Pengembaraan kehidupan yang bergulir di atas muka bumi ini
selalu mengusung warna-warninya sendiri. Segala musim datang silih
berganti,
kehidupan dan kematian. Kesederhanaan dalam memandang hidup inilah yang
diterjemahkan oleh Rilke melalui matanya sehingga melahirkan karya-karya
besar yang tak terlupakan dalam dunia kesusasteraan.



Rainer Maria Rilke dilahirkan di Praha pada tanggal 4 Desember
1875. Sebagai seorang anak tunggal dari pasangan Josef Rilke dan Sophie
adalah sosok yang berperasaan halus dan tidak menyukai kekerasan.
Menjalani
masa kecil dan remaja yang tidak begitu menggembirakan  karena orang
tuanya
menghendaki Rilke menempuh pendidikan militer agar dapat mencapai
kedudukan
yang terhormat sebagai perwira, sebuah status sosial yang sebenarnya
didambakan orang tuanya.
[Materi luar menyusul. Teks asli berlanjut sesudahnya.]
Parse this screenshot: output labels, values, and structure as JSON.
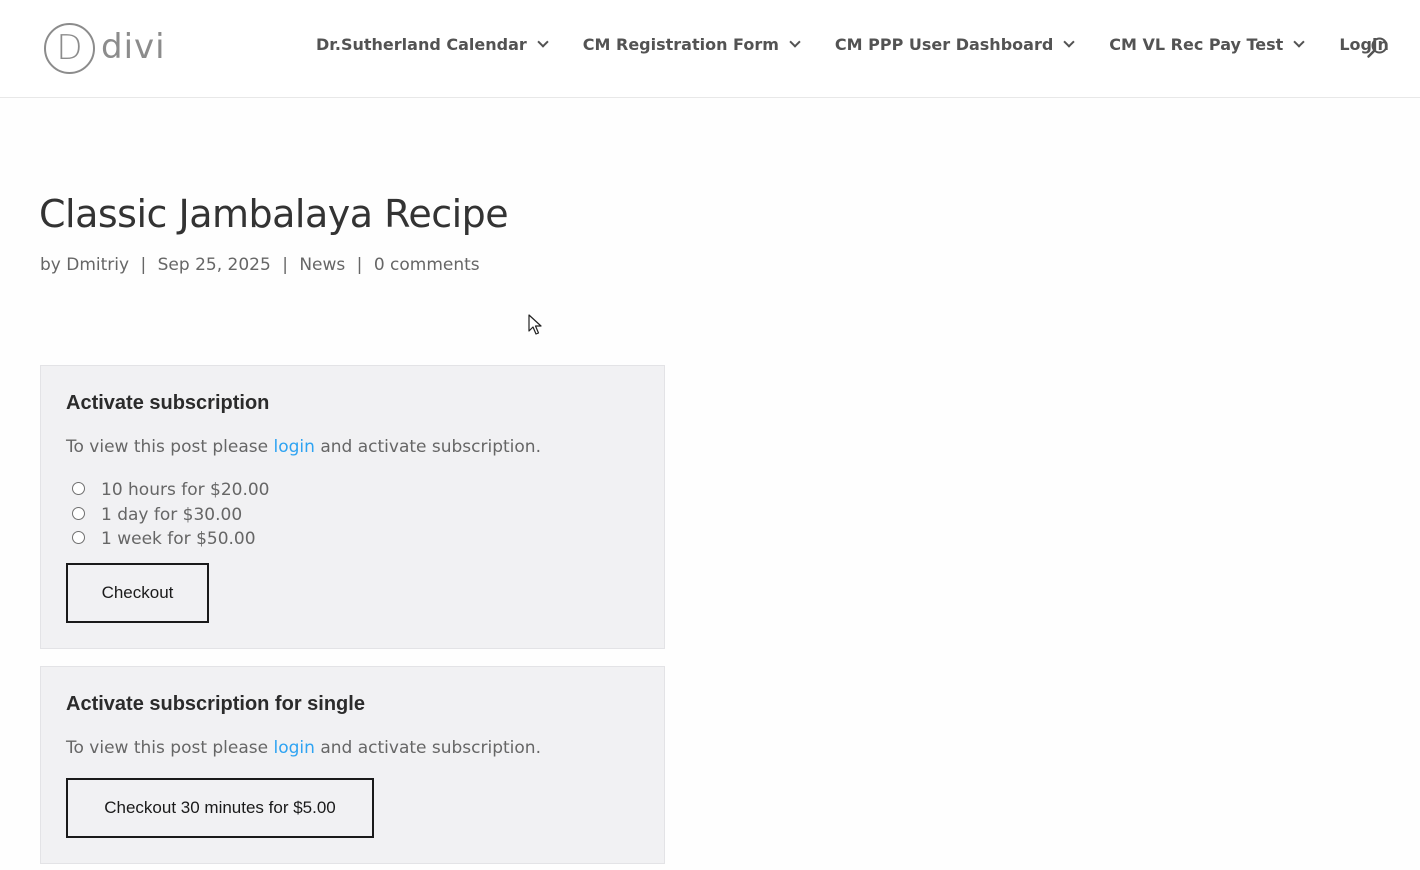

Tahun 1890 Rilke meninggalkan sekolah militer
dan
mendedikasikan seluruh hidupnya untuk menjadi penyair. Kumpulan sajak
pertamanya "Leben Und Lieder"  (Kehidupan dan Nyanyian) diterbitkan pada
tahun 1894. Ia sempat kuliah di Fakultas Filsafat, Seni, Sejarah
Kesusasteraan dan Hukum di Universitas Karl-Ferdinand Di Praha. Namun
kemudian ia menuntut ilmu di Fakultas Filsafat di Munchen, Jerman, pada
tahun 1896. Di situlah Rilke memulai pengembaraannya menjelajah Eropa.



Rilke yang mahir berbahasa Ceko, Rusia, Perancis, Italia, dan
Denmark ini memungkinkannya untuk menerjemahkan karya-karya Tschechov,
Dostojevskij, Michelangelo, Buonarroti, Jens Peter Jacobsen, Elisabeth
Barret-Browning, Andre Gide dll ke dalam bahasa Jerman. Kumpulan
sajaknya
antara lain Neue Gedichte (1907), Der neuen Gedichte anderer Teil (1908)
dan
karyanya Duineser Elegien (Elegi Duino) pada tahun 1912 yang terdiri
dari
sepuluh elegi. Rilke meninggal dunia pada 29 Desember 1926 karena kanker
darah dan dimakamkan di lembah Rhoe di Rarogne, Swiss.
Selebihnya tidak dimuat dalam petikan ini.